Don’t believe anyone who says they predicted Jake Dennis to finish third in his rookie Formula E campaign. He smashed expectations after becoming the surprise winner of a shootout to land the second seat at BMW Andretti.
A point-less debut outing in Saudi Arabia might have set the tone, but he controlled a peloton-style train to perfection at Valencia to land his first win. His run in Mexico was sound and in London he took to the top step again to cap a superb display.
This all came as he trounced his hot-shot team-mate Maximilian Guenther and squeezed remarkable performance out of a mid-tier powertrain.
How Dennis compares to FE’s other star rookies
Jake Dennis was only eight points shy of a remarkable debut Formula E title. Had he not crashed out of the Berlin finale – for which he wasn’t to blame – and converted the chance, his newcomer status would have done nothing to undermine the series just because he could plug in and play. He was that impressive.
With two wins under his belt, Autosport reckoned he “delivered the best-ever rookie campaign” when ranking him third in the 2021 Formula E driver rankings.
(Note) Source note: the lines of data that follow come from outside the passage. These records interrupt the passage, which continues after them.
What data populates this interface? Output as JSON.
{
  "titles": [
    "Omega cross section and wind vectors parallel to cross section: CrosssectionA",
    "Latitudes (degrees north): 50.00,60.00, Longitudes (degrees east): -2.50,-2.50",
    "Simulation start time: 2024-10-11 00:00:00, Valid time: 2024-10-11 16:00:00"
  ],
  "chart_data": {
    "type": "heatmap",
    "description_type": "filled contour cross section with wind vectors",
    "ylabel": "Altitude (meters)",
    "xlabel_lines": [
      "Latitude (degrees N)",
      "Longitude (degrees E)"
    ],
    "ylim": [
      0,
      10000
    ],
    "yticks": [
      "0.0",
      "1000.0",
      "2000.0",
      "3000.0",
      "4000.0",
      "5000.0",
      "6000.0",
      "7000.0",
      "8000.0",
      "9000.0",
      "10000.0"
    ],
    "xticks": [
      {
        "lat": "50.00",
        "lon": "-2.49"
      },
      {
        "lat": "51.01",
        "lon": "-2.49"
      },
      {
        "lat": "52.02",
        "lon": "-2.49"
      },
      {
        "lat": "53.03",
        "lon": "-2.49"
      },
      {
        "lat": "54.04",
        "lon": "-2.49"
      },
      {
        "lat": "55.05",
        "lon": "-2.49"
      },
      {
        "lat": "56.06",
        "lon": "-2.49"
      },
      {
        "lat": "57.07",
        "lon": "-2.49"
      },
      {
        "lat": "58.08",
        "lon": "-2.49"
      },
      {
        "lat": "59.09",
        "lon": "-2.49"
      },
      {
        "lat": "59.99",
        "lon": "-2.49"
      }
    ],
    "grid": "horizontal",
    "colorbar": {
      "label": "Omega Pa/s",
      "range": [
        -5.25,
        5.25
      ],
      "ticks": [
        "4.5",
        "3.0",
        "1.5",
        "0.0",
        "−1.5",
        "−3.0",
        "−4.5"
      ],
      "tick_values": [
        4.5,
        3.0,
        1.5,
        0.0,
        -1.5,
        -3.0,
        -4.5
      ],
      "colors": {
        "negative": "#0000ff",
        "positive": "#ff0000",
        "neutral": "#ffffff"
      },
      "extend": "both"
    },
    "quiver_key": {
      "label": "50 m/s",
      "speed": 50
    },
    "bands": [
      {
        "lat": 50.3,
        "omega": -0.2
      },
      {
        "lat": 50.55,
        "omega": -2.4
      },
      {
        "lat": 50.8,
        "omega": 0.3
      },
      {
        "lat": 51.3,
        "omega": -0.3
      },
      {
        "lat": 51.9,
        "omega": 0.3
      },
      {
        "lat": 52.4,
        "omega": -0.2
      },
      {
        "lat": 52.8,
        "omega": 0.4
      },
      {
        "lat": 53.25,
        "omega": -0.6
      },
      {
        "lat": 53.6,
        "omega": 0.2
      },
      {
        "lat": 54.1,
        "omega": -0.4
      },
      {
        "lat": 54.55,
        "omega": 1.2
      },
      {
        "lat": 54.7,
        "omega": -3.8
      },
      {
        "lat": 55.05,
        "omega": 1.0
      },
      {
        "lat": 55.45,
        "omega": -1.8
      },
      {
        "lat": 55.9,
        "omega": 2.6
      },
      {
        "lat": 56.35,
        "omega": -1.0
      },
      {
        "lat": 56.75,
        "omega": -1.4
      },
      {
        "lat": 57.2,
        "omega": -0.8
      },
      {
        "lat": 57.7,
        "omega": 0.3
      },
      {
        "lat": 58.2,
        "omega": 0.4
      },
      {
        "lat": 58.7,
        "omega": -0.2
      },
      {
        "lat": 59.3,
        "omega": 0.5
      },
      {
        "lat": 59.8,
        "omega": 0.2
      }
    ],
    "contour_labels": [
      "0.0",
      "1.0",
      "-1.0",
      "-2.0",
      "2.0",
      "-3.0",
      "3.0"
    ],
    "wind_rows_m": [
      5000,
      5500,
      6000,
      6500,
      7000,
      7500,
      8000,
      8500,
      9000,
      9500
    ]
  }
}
But the Briton faced stiff competition.
Take the inaugural Formula E campaign of 2014-15 out of the equation for obvious reasons (they were all rookies!), and Dennis sits in the company of Robin Frijns (2015-16), Felix Rosenqvist (2016-17), Andre Lotterer (2017-18), Oliver Rowland (2018-19) and Nyck de Vries (2019-20) as the best full-season freshers in the championship’s history.
Dennis led the pack in Valencia against expectations on his way to a dominant maiden win
Photo by: Simon Galloway / Motorsport Images
It’s Frijns and Rosenqvist who provide the stiffest competition to the title of ‘best rookie’. The former had to contend with obsolete technology after that term’s Andretti motor was so woefully unreliable in testing that it had to be aborted. Frijns took the year-old spec powertrain of 2014-15 to 12th in the standings and particularly excelled in qualifying. But while Frijns got the better of his then team-mate Antonio Felix da Costa – whose quality is without question – the poor equipment meant reduced pressure.
Rosenqvist capitalised on a front-running steed in that season’s Mahindra to gallop to third in the championship at the first time of asking. He chalked a victory and a further four podium visits. But whereas Dennis refused to pander to his decorated rivals, most notably when he defied expectations to control the second race in Valencia from the front, Rosenqvist spun under pressure in a battle for points in New York City.
This error arrived as part of a late season dip in form to lose the title. Dennis, meanwhile, only improved as the championship wore on. Where it not for the invertor fault in the German capital, ruling out driver error, he would have delivered the goods right when it mattered most.